Você começou fazendo dança muito cedo, passando por grupos importantes de Belo Horizonte. A dança, de alguma forma, foi importante para o seu desenvolvimento como atriz?
Comecei dançando por causa do meu tio, Klauss Vianna, que me colocou no (grupo) Transforma aos oito anos. Ele era o professor da escola e pediu para a minha mãe me colocar. Era uma escola de arte e não apenas de balé ou dança contemporânea. Lá fiz curso de teatro e de palhaço e íamos muito a festivais. Aos 16, eu me profissionalizei como bailarina, fazendo o meu primeiro espetáculo no grupo sob direção de Dudude Hermann. Uma experiência que foi muito importante para mim. Essa coisa de ser artista, de ser atriz, começou ali.
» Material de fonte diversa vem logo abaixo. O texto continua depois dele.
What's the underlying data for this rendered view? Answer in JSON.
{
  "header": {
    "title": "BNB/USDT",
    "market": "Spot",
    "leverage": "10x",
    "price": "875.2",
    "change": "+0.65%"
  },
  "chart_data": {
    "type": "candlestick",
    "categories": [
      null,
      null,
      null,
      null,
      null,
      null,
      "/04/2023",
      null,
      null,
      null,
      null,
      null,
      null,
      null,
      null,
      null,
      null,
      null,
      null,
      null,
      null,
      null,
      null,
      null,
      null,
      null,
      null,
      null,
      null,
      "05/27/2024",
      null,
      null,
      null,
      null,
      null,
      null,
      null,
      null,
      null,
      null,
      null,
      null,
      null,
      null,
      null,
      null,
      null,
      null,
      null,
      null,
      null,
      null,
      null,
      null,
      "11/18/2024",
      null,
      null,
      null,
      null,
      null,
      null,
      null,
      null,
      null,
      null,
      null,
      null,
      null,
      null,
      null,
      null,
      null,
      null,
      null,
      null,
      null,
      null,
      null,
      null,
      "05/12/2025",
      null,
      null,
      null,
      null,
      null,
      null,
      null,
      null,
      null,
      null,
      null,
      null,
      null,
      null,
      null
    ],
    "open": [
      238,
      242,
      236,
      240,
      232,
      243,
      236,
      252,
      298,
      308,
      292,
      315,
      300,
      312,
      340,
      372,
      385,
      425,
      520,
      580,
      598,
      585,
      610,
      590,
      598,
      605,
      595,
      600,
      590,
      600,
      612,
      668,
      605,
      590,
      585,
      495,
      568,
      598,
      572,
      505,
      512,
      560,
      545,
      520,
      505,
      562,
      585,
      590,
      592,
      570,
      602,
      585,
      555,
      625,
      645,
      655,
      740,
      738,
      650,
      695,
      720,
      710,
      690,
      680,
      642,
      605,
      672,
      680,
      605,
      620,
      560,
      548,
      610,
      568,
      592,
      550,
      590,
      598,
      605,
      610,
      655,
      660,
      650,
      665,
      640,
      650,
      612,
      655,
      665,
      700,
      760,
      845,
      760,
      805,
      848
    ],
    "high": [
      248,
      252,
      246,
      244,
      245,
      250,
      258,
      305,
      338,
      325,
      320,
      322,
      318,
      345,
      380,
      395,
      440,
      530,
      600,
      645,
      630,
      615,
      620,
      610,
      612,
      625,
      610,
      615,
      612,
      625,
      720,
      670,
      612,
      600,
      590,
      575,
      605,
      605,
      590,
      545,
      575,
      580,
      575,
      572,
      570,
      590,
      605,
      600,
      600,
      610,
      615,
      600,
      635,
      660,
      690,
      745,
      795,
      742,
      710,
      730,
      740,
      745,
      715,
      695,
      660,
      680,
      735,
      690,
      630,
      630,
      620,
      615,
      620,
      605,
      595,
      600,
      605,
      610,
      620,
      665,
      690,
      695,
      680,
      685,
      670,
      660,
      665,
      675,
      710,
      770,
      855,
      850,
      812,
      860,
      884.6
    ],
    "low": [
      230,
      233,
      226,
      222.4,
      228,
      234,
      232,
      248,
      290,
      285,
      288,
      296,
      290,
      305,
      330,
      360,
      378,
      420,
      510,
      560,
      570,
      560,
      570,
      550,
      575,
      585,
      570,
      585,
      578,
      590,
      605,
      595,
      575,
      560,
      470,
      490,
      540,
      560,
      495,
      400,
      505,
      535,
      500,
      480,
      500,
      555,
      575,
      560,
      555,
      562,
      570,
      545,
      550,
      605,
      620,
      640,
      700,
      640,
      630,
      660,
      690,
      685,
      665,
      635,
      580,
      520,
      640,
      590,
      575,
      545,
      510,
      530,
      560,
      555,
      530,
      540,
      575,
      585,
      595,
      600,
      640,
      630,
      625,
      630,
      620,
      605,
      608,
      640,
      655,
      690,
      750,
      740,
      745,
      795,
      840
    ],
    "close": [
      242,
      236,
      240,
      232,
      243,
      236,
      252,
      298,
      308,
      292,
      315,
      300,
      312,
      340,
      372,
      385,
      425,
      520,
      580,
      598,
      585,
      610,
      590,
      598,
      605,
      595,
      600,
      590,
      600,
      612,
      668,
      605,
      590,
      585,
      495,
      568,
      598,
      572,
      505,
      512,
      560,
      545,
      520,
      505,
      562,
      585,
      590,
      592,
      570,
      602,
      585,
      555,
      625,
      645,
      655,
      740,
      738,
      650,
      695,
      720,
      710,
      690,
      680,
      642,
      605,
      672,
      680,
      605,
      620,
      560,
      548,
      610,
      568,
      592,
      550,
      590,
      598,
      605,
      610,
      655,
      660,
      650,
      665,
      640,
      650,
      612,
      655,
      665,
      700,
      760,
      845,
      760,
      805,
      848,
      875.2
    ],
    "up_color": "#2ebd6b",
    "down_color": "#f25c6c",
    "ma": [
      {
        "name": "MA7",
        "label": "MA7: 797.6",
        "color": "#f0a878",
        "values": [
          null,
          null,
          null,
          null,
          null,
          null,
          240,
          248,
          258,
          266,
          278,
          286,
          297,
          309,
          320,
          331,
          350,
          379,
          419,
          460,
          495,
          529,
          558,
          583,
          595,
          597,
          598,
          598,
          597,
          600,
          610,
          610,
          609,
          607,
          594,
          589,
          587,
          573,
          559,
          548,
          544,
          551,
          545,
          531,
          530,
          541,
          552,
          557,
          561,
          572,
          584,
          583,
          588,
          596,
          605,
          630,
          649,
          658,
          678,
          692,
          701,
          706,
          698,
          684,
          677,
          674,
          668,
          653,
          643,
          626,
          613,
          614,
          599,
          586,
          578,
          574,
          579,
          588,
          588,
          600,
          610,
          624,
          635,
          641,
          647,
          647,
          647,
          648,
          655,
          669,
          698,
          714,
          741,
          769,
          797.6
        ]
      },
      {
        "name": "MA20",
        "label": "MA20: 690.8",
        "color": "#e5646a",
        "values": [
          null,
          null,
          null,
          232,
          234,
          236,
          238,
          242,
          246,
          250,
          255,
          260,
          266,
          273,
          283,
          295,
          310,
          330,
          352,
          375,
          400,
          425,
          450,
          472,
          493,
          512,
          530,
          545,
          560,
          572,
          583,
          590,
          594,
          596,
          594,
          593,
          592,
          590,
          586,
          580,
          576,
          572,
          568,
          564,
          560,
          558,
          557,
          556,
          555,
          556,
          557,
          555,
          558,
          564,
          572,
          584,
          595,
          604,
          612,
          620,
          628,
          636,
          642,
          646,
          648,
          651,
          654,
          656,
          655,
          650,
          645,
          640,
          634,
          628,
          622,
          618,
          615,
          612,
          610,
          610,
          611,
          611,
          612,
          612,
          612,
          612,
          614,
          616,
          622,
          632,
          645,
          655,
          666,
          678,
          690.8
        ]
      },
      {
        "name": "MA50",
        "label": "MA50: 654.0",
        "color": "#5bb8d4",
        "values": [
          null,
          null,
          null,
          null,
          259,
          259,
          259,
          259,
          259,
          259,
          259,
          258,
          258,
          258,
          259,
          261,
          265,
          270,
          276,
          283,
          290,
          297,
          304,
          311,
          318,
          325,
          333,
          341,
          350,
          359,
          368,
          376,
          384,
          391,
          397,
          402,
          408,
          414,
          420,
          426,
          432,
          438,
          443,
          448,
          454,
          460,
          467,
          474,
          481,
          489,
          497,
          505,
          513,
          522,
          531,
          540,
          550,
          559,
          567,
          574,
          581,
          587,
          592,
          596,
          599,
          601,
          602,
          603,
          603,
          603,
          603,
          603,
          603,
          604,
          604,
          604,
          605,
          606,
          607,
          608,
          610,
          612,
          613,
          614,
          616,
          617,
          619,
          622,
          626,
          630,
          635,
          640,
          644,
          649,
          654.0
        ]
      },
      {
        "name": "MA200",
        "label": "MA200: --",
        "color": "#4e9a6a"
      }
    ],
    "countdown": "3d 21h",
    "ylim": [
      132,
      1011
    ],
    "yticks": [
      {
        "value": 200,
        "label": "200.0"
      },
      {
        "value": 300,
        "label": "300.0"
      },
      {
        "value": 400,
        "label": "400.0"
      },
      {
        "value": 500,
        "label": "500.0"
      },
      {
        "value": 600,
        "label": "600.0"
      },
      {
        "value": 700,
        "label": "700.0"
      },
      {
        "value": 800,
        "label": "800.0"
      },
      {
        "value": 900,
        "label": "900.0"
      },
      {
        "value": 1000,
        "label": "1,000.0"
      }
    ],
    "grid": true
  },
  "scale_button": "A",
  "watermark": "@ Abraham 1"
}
O sobrenome Vianna chegou a “pesar”, tornando-se uma espécie de cobrança pessoal para você?
Não. Ele me inspirava. Ia muito em lá casa, estava sempre muito presente. Era questionador o tempo inteiro. Questionava o porquê de não poder falar 

Como surgiu o convite do Vilela, diretor de “Romeu e Julieta”, para você se integrar ao Galpão em 1995?
Estava no Primeiro Ato, que foi o primeiro grupo de dança profissional do Estado, com patrocinador. Aprendi muito lá. Na época, já namorava o Rodolfo (Vaz, que também fez parte do Galpão). Teve o acidente (automobilístico) da Wanda Fernandes, que veio a falecer. Eles já estavam começando com o “A Rua da Amargura” e fizeram alguns testes. Eu tinha uma relação muito afetiva com o grupo, viajando junto com eles por causa do Rodolfo. Em “Romeu e Julieta”, Vilela costumava dizer que o texto era sobre a instabilidade dos jovens amantes. Por isso, os personagens estão em cima de pernas de pau ou como se andassem sobre uma corda bamba. Como eu era bailarina, ele dizia que o princípio da ponta era o mesmo da perna de pau. Você nunca está estável. Ele sabia também que eu cantava. Fiz o teste e entrei, interpretando o papel que era da Wanda, a Julieta. Fazer (uma adaptação de William) Shakespeare foi um presente.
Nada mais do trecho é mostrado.